Dom Arlindo critica "violência, consumo exagerado de álcool, corrupção e o individualismo" em Cabo Verde

Igreja
Tipografia

O cardeal Dom Arlindo Furtado criticou hoje o nível de violência, o consumo exagerado de álcool e de estupefacientes, a corrupção, a indiferença, o nível de individualismo, o egoísmo e a falta de elegância e cortesia no tratamento com os outros.

Durante a sua homilia na Missa Dominical de Natal, realizada tradicionalmente na Pró-catedral da Praia, o pontífice disse que estes problemas em Cabo Verde, quer seja em pequena ou em grande escala, devem ser motivos de preocupação a todos.

“Cada um de nós, sabendo quem é, deve tomar decisão de não permitir para si certos tipos de comportamento”, explica, justificando que neste mundo “pertencemos a uma família e que tudo o que envergonhe os nossos pais devem ser evitado”.

Dom Arlindo sublinha que se a nossa relação com Deus deve mudar a partir da consciência do alcance da encanação do Verbo, também a relação para connosco mesmo deve merecer uma grande consideração.

A este propósito, exorta a uma melhor relação para com o próximo, sublinhando que a “nossa vida deve ser marcada pela positividade e não pela negativa”, razão pela qual criticou a "vingança e o ressentimento", bem com a "situação de roturas" para com o outro, em consequências de ofensas ou de informação preconceituosas.

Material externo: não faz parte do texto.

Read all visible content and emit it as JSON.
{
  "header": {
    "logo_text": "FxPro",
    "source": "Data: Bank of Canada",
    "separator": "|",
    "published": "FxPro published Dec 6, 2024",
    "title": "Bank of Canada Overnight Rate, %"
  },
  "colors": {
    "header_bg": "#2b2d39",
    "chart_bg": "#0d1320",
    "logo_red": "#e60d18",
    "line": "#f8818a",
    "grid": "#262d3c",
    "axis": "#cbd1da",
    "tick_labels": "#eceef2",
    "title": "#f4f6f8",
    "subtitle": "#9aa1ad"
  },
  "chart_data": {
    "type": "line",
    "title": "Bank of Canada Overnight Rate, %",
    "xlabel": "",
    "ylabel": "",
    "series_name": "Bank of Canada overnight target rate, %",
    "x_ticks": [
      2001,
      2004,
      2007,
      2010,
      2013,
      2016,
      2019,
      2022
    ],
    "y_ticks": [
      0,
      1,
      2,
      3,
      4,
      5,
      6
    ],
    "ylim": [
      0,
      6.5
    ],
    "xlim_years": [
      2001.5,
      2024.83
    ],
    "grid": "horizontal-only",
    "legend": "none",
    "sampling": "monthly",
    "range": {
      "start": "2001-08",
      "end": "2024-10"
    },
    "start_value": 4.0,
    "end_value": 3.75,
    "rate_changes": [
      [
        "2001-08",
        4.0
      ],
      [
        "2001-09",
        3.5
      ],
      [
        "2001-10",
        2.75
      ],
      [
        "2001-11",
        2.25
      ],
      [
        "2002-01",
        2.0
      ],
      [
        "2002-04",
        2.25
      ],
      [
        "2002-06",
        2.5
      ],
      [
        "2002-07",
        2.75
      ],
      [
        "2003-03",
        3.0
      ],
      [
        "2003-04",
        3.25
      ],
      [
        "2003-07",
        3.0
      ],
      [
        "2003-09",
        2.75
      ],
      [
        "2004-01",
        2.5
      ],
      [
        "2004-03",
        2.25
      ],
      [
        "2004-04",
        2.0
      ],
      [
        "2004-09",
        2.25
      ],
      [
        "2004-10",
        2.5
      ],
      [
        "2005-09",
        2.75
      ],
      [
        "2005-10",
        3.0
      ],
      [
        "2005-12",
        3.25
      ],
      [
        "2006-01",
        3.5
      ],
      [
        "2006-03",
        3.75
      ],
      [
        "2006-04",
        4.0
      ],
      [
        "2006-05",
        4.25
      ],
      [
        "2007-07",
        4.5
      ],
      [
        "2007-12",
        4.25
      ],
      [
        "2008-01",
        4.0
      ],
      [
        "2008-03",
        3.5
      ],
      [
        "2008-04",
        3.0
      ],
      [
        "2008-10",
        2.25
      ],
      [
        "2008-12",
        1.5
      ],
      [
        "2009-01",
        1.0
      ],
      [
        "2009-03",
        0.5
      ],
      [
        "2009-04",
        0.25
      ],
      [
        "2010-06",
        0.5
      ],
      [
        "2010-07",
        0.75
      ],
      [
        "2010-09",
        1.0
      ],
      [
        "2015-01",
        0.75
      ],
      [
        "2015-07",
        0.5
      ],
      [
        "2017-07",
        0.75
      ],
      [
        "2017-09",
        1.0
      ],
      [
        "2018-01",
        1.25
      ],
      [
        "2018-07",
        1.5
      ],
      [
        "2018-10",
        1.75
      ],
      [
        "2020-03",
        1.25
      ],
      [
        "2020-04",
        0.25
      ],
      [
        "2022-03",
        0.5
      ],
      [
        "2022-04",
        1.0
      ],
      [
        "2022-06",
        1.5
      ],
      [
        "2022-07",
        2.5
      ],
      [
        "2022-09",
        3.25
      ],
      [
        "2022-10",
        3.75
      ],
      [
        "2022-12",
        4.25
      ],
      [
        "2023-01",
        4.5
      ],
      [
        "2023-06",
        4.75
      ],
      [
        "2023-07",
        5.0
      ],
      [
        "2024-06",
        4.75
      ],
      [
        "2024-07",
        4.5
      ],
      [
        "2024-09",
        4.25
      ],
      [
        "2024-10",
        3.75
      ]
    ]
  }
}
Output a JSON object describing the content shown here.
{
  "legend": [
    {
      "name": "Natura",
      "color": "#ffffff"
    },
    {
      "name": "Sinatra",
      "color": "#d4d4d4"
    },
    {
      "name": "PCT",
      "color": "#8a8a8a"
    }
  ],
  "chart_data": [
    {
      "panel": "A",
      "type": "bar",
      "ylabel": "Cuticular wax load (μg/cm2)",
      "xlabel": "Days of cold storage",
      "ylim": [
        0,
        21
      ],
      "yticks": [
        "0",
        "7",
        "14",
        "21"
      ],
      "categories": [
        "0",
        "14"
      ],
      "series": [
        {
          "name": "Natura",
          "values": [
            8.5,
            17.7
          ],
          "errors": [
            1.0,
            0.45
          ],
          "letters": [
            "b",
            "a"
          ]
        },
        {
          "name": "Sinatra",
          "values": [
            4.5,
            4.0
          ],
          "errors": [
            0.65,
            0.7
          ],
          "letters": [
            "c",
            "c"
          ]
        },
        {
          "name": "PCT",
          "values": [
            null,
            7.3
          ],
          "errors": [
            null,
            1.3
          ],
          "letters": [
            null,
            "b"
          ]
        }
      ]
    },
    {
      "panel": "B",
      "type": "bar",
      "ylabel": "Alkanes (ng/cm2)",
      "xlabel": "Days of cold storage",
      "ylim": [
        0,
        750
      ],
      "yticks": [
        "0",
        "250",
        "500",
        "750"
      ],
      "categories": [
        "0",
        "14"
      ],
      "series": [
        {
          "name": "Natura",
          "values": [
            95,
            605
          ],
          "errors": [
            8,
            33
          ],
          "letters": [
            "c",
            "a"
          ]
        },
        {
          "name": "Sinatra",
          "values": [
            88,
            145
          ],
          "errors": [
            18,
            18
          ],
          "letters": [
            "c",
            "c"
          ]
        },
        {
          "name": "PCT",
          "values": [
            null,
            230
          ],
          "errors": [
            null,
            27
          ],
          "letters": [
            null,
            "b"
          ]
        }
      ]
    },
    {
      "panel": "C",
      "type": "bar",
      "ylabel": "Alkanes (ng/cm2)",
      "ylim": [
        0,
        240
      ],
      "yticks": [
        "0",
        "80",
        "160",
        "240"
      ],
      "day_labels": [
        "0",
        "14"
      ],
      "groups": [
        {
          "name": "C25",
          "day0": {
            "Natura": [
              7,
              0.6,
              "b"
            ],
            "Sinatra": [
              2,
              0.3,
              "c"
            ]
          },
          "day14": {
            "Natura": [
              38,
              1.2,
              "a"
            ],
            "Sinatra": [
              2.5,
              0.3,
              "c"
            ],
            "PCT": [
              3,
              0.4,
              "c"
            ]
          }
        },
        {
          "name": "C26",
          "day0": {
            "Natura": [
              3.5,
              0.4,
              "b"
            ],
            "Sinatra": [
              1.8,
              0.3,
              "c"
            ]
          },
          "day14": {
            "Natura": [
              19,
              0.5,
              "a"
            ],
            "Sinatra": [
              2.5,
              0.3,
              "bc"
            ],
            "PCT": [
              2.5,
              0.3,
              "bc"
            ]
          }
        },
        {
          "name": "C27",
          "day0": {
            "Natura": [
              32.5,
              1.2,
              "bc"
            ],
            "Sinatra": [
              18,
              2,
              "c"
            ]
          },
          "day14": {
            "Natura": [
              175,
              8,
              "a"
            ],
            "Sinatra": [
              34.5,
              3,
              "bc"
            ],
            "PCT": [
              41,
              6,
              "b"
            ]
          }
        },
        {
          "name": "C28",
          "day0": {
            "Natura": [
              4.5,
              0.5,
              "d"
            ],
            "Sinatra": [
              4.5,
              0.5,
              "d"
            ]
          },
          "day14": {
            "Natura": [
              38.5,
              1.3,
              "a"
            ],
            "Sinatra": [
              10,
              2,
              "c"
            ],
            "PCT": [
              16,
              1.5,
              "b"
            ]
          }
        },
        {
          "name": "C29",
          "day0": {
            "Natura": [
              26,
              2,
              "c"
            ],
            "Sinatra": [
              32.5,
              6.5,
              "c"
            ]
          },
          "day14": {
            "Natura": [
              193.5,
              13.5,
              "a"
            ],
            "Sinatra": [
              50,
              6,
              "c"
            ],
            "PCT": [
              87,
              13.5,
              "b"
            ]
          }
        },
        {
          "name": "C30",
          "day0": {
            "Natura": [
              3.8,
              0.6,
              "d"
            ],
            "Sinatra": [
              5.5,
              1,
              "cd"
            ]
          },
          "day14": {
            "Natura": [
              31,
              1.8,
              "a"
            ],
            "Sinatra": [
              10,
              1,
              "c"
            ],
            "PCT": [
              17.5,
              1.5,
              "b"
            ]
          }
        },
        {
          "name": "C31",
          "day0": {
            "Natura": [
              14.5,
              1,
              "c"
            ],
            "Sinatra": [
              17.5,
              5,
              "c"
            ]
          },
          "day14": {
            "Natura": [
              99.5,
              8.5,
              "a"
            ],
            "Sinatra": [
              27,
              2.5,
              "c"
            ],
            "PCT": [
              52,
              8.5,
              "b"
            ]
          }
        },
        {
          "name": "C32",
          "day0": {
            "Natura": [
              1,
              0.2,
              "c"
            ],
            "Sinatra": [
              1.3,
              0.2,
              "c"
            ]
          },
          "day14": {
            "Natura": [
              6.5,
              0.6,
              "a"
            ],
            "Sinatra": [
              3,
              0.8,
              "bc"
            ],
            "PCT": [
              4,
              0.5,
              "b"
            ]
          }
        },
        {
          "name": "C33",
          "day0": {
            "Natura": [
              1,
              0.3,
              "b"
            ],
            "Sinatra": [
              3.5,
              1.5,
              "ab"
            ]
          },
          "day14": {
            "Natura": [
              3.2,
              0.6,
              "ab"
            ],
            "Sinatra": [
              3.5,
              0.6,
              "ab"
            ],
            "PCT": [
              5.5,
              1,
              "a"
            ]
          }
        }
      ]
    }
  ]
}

É que para o líder da Igreja Católica em Cabo Verde, há coisas não compatíveis e inconciliáveis que, perante Deus , não podem ser feitas, sob a pena de defraudar Deus, com o argumento de que a nossa “salvação custou muito sacrifício a Deus que deu o seu filho por nós!.

Segundo o Cardeal, são atitudes e comportamentos, aos quais como cristãos devemos dizer não.

Alertou a todos para advertir quem comporta mal e mesmo que isto implique o reforço de um outro irmão, em nome da Igreja, mas nunca guardar ressentimento contra.

Evocando o Papa Francisco, lembrou das formas de tratamento tão simples e que devem ser preservadas em família, nos grupos de trabalho, nos meios socais, nos políticos existe um conjunto de palavras tão vulgares, designadamente as expressões "desculpe, obrigado, com licença e permissão", que, avisou, "tão simplesmente entraram em desuso".

Assevera que é grande a dignidade dos outros, e que o outro deve ser assinado a assumir este nível da sua dignidade, de tal modo que, conduzido por Cristo, " possamos crescer, cada vez mais, na perfeição."

Apontando as crianças como reflexos do comportamento dos pais e do ambiente familiar, esclareceu que elas irão beber da cultura íntima enquanto escola dos filhos, pelo que aconselhou aos progenitores e toda a sociedade a transmitirem as boas práticas aos seus educandos.